Solar power is created by a variety of different bits of technology that work together to provide useful energy, from the solar panels that generate the power in the first place, the solar inverters that help make it useable, the cabling that holds it all together and the meters that record what’s going on.
The heart of the system is its solar panels. These are laid out – usually on a roof or on the ground – pointing either east, west or southwards. The optimum angle of solar panels depends on the where they are on the globe. At the equator, for example, the optimum solar panel angle is about 60 degrees. In the UK its 37 degrees, taking advantage of the fact that the sun sits lower in the sky in the higher part of the hemispheres.
Solar Farms – ground mounted solar systems
Having said that, regulations often mean that panels are situated with whatever roof can hold them. Most solar panel systems, therefore, sit flush with the roof that’s hosting them.
Solar farms do not have this disadvantage. Solar farms are generally a bunch of solar panels arranged in a field, mounted on the ground with a framing system that points them towards the sun.
Once the solar panels are aligned, the need to be connected to the national grid. Since grid electricity is very different to solar electricity, a piece of kit sits in between them: the solar inverter. Solar inverters change solar power into grid power. They do this by switching solar electricity – direct current – into its grid equivalent – alternating current. Solar inverters mediate the ever-changing output of the solar panels – based on energy from the sun – to the predictable, reliable electricity that we know comes out of the socket.
It’s one thing to put in an inverter.

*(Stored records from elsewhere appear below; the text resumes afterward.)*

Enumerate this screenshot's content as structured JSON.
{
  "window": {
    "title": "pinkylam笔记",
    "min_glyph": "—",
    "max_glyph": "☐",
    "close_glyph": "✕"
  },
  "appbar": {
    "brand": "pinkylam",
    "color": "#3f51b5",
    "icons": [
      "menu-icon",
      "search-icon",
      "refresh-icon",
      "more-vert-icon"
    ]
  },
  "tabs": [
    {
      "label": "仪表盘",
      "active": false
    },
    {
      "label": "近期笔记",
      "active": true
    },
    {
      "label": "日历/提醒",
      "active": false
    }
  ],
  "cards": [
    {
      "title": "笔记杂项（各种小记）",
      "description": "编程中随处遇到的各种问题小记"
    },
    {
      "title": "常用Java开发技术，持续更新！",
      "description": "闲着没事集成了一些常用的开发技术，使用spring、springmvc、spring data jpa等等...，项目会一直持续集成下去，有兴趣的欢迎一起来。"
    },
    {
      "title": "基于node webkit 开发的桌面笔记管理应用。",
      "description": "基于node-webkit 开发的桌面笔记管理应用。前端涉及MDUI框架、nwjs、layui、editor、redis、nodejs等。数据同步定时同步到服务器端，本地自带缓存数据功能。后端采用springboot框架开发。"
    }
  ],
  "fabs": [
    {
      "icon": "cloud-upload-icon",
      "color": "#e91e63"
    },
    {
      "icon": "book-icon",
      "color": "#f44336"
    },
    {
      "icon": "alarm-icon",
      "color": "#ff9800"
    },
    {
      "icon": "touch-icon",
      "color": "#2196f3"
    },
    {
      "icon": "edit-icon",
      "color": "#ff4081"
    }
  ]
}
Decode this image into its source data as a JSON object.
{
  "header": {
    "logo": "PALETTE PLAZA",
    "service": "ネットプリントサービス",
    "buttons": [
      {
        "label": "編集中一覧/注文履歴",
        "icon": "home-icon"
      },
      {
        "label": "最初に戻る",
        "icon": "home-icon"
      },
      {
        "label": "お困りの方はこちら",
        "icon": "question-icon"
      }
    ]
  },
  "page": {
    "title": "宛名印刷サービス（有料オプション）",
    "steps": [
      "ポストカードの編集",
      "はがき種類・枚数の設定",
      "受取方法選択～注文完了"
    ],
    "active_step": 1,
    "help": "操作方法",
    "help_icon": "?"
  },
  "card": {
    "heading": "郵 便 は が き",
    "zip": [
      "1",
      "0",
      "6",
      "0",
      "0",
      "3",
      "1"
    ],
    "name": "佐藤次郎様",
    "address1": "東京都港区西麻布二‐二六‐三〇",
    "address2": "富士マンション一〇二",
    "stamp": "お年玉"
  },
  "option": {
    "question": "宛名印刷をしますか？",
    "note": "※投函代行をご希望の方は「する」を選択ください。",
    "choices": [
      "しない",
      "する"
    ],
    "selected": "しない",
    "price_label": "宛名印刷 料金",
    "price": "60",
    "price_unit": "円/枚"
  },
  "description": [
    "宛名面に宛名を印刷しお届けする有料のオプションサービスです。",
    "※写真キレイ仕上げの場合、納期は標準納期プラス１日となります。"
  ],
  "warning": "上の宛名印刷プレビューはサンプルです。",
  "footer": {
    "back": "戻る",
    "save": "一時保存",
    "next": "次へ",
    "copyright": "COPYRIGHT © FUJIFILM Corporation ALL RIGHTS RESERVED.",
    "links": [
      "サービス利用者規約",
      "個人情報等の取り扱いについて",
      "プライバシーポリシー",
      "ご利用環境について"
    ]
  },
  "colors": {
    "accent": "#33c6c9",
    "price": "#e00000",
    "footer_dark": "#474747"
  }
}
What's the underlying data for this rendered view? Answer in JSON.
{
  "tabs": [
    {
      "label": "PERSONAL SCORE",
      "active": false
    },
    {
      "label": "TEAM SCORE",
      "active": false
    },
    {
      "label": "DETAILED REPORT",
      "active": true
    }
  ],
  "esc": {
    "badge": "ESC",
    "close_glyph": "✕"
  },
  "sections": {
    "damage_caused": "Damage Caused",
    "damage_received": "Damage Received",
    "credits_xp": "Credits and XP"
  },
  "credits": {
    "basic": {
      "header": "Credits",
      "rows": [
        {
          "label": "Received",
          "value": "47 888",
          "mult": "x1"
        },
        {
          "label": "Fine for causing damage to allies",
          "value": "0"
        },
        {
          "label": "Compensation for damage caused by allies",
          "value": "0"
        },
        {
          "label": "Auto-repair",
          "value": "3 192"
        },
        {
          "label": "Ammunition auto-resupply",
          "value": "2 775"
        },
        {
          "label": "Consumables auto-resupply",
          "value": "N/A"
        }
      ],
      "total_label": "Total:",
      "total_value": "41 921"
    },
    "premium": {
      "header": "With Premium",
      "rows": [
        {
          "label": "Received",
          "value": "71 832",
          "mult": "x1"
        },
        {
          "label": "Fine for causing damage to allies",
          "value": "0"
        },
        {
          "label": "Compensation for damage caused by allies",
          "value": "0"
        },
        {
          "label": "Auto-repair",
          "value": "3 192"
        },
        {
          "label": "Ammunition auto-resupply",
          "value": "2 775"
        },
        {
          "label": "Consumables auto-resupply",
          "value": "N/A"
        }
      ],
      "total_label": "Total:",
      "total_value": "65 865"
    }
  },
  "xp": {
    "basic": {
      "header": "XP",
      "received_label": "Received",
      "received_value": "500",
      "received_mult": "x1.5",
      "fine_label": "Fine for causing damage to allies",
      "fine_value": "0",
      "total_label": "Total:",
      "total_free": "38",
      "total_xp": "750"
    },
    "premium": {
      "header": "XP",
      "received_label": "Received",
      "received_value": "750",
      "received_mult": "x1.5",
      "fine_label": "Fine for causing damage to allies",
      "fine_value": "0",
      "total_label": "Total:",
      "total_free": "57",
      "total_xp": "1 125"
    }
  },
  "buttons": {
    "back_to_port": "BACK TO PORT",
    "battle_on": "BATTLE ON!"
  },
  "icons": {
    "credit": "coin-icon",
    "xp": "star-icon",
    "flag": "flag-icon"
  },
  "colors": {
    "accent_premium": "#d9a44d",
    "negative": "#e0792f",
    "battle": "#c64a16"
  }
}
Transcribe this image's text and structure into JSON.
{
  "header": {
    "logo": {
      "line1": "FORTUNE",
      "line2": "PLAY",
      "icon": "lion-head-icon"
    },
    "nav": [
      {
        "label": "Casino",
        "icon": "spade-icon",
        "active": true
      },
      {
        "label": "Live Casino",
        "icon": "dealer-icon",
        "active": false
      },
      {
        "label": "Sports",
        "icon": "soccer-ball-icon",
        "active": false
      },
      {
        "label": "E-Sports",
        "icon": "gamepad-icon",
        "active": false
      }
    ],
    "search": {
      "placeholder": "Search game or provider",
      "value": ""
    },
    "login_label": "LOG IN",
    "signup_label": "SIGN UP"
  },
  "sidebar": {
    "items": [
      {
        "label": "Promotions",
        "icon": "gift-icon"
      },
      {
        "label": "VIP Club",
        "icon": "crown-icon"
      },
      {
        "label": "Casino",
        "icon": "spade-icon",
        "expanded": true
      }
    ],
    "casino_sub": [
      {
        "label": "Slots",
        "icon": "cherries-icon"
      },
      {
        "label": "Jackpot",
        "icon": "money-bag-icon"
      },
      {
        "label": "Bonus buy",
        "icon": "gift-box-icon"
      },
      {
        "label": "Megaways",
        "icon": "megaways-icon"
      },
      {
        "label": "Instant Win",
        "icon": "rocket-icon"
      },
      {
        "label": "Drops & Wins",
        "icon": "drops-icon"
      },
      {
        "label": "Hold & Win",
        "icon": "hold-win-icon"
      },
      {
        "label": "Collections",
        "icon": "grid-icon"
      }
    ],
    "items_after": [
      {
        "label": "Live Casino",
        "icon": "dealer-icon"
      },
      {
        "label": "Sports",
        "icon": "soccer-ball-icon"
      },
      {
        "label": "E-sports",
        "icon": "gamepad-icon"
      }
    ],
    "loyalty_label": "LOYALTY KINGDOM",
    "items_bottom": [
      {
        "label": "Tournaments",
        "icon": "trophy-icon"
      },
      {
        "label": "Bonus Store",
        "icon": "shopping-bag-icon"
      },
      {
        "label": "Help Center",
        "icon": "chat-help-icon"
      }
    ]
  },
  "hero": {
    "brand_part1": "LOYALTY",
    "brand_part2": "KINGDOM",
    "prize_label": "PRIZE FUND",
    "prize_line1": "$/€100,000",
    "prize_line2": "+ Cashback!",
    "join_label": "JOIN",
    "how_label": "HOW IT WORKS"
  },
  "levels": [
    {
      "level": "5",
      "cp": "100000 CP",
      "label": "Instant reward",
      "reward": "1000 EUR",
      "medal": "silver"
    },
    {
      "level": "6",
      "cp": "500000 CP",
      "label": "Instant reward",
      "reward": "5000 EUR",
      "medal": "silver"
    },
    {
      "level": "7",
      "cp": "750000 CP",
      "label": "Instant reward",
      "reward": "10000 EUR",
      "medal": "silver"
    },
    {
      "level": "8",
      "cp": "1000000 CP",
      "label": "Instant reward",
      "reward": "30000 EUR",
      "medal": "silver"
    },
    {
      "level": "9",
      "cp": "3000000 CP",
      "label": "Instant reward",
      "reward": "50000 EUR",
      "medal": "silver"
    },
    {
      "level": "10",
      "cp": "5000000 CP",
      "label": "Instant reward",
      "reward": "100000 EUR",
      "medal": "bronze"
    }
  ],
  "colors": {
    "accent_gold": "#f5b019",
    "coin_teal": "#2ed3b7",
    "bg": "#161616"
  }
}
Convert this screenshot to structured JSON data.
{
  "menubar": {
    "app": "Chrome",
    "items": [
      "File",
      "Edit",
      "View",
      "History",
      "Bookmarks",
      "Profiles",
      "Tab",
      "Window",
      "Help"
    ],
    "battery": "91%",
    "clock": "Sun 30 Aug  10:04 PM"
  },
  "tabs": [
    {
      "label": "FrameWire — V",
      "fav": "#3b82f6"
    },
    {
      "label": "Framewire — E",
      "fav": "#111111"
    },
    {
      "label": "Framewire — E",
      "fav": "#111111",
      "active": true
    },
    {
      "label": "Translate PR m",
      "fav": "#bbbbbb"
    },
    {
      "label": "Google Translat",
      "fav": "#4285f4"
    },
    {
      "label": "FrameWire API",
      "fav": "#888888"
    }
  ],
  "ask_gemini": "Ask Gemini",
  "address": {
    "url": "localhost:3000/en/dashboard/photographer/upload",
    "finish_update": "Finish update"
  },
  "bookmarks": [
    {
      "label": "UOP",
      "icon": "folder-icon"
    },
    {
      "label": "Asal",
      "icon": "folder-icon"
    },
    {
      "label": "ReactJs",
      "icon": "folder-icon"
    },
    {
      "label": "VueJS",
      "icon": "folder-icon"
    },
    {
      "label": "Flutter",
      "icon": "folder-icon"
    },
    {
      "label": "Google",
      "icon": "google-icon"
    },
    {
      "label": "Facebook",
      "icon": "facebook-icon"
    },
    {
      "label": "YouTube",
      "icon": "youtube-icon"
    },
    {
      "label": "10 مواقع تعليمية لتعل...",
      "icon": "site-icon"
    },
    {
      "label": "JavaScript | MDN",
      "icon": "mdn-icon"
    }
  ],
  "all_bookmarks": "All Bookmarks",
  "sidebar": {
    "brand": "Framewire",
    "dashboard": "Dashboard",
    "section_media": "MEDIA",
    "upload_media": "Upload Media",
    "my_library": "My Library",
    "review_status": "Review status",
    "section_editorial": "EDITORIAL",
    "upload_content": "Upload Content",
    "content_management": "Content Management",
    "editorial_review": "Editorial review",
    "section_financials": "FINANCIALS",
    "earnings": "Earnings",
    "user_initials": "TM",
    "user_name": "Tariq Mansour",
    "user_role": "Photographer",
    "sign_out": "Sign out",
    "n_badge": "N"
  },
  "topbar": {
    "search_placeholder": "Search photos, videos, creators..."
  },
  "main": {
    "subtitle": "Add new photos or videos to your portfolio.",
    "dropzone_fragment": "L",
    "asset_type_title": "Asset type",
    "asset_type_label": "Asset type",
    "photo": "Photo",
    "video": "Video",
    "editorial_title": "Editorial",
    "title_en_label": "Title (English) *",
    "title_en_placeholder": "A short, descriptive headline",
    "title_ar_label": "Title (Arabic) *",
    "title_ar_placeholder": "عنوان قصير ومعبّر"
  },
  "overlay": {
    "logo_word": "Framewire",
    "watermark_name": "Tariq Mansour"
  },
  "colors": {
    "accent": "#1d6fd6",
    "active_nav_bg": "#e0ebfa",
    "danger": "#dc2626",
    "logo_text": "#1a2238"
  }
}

But the grid company needs to be assured that there’s nothing that’s going to blow up their network once the panels are connected. The grid connection system, therefore (in the UK it’s called the G59 systems), mediates between the inverters and the grid. This is a highly regulated bit of the system, one that means the grid can be confident that nothing is going to go wrong.
The Grid is not the only entity concerned about what’s going on with the solar system. The system owner is also interested in how much energy it’s producing. They work out what’s going on via a generation meter, which is also the basis on which many subsidies are paid. Generation meters also have some sort of internet or mobile phone connection so they can be monitored remotely.
In addition, the owner needs to know how much energy is being consumed on site, and how much is being provided to the electricity provider. They do this via an export meter which measure electricity going into the grid. If it’s not going into the grid then it’s assumed that it’s being consumed on site – this forms the basis on which on-site billing is produced.
As well as the generation and inverting capacity of the system, the whole lot needs to be connected together. This is done by cables. Although cabling seems a simple part of the system in reality its an area where many things can go wrong. Because connecting cables is a cheap labour job, it’s often where problems are found.
Cable connectors are a typical example. MC4s are a clip that holds cables together. There are various ways to put MC4s together, a cheap one being with pliers. However, if the connection is not done properly it can result in connections degrading, meaning an impact on other parts of the system. Cable problems are an major part of maintenance issues once the system reaches a certain age.